How to tune clBLAS GEMM - tingxingdong/clBLAS-private GitHub Wiki
After you build clBLAS.so successfully. You may want to re-tune the clBLAS library/kernels on a new hardware, like AMD's Navi card.
Step 1:
cd ~/clBLAS/src/library/blas/AutoGemm/AutoGemmTools
vim ProfileAutoGemm.cpp
read, edit whatever you want like datatype, matrix size, etc
Step 2:
cd ~/clBLAS_BUILD/
make AutoGemm_Tools_Profile
Step 3:
cd ./library
./AutoGemm_Tools_Profile
bench-marking, after a while
You will see *.csv and *.txt file generated at current folder. where *.txt is a summary of optimal kernel configurations. Trim & merge & simplify this table in *.txt
Step 4:
cd ~/clBLAS/src/library/blas/AutoGemm/
vim AutoGemmParameters.py
, you will see two big tables ending with Hawaii, Fiji. Add the table you edited in last step. You can pick a name ending with Navi like what you see with Hawaii, Fiji. Enable you added table in the code to make sure it is called.
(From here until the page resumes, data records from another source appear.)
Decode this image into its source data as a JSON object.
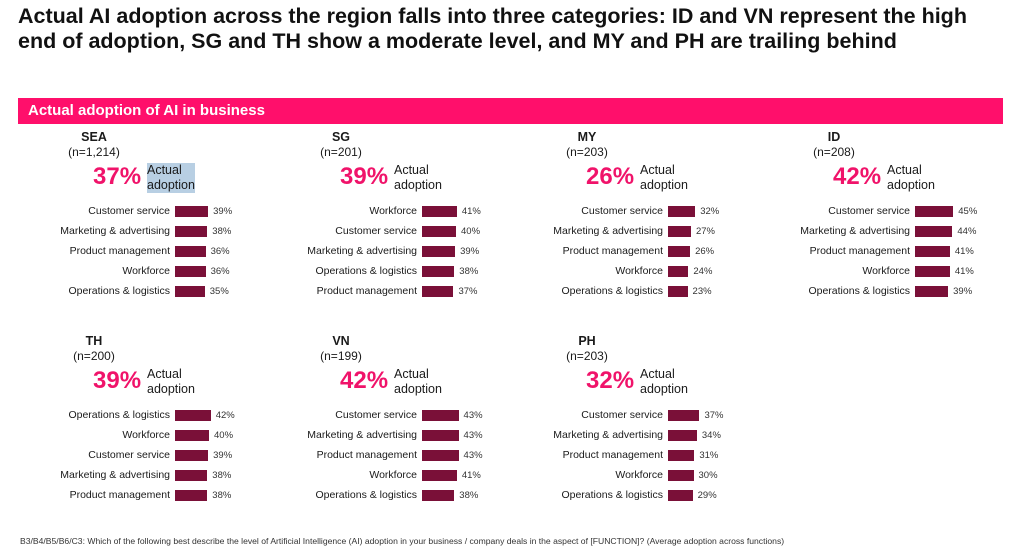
{
  "page": {
    "title": "Actual AI adoption across the region falls into three categories: ID and VN represent the high end of adoption, SG and TH show a moderate level, and MY and PH are trailing behind",
    "banner": "Actual adoption of AI in business",
    "footnote": "B3/B4/B5/B6/C3: Which of the following best describe the level of Artificial Intelligence (AI) adoption in your business / company deals in the aspect of [FUNCTION]? (Average adoption across functions)"
  },
  "colors": {
    "accent": "#ff0f6b",
    "pct": "#f0136a",
    "bar": "#7a1038",
    "highlight": "#b8cfe3"
  },
  "chart_data": [
    {
      "type": "bar",
      "title": "SEA",
      "n": "(n=1,214)",
      "overall": "37%",
      "overall_label": "Actual adoption",
      "categories": [
        "Customer service",
        "Marketing & advertising",
        "Product management",
        "Workforce",
        "Operations & logistics"
      ],
      "values": [
        39,
        38,
        36,
        36,
        35
      ],
      "labels": [
        "39%",
        "38%",
        "36%",
        "36%",
        "35%"
      ]
    },
    {
      "type": "bar",
      "title": "SG",
      "n": "(n=201)",
      "overall": "39%",
      "overall_label": "Actual adoption",
      "categories": [
        "Workforce",
        "Customer service",
        "Marketing & advertising",
        "Operations & logistics",
        "Product management"
      ],
      "values": [
        41,
        40,
        39,
        38,
        37
      ],
      "labels": [
        "41%",
        "40%",
        "39%",
        "38%",
        "37%"
      ]
    },
    {
      "type": "bar",
      "title": "MY",
      "n": "(n=203)",
      "overall": "26%",
      "overall_label": "Actual adoption",
      "categories": [
        "Customer service",
        "Marketing & advertising",
        "Product management",
        "Workforce",
        "Operations & logistics"
      ],
      "values": [
        32,
        27,
        26,
        24,
        23
      ],
      "labels": [
        "32%",
        "27%",
        "26%",
        "24%",
        "23%"
      ]
    },
    {
      "type": "bar",
      "title": "ID",
      "n": "(n=208)",
      "overall": "42%",
      "overall_label": "Actual adoption",
      "categories": [
        "Customer service",
        "Marketing & advertising",
        "Product management",
        "Workforce",
        "Operations & logistics"
      ],
      "values": [
        45,
        44,
        41,
        41,
        39
      ],
      "labels": [
        "45%",
        "44%",
        "41%",
        "41%",
        "39%"
      ]
    },
    {
      "type": "bar",
      "title": "TH",
      "n": "(n=200)",
      "overall": "39%",
      "overall_label": "Actual adoption",
      "categories": [
        "Operations & logistics",
        "Workforce",
        "Customer service",
        "Marketing & advertising",
        "Product management"
      ],
      "values": [
        42,
        40,
        39,
        38,
        38
      ],
      "labels": [
        "42%",
        "40%",
        "39%",
        "38%",
        "38%"
      ]
    },
    {
      "type": "bar",
      "title": "VN",
      "n": "(n=199)",
      "overall": "42%",
      "overall_label": "Actual adoption",
      "categories": [
        "Customer service",
        "Marketing & advertising",
        "Product management",
        "Workforce",
        "Operations & logistics"
      ],
      "values": [
        43,
        43,
        43,
        41,
        38
      ],
      "labels": [
        "43%",
        "43%",
        "43%",
        "41%",
        "38%"
      ]
    },
    {
      "type": "bar",
      "title": "PH",
      "n": "(n=203)",
      "overall": "32%",
      "overall_label": "Actual adoption",
      "categories": [
        "Customer service",
        "Marketing & advertising",
        "Product management",
        "Workforce",
        "Operations & logistics"
      ],
      "values": [
        37,
        34,
        31,
        30,
        29
      ],
      "labels": [
        "37%",
        "34%",
        "31%",
        "30%",
        "29%"
      ]
    }
  ]
}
Notice, change a table looking like from
[ 400, [ 32, 32], [ [ 64, 64], [ 48, 48], [ 80, 80] ] ],
To
[ 400, [ 16, 16, 2, 2], [ [ 16, 16, 4, 4], [ 16, 16, 3, 3], [ 16, 16, 5, 5] ] ],
Step 5:
python AutoGemm.py -h
Edit AutoGemm.py, add "Navi" beside "Fiji"
python AutoGemm.py --opencl-compiler-version 1.2 --architecture Navi
new kernels tuned for Navi will be added to AutoGemm
Step 6:
rebuild clBLAS.so again, and you are done. Optimal setting for Navi should be set up.
Step 7 (optional):
If you want to add Navi as an cmake option, like Fiji, Hawaii. cd ~/clBLAS & grep -r Fiji *
and add Navi wherever Fiji appeared.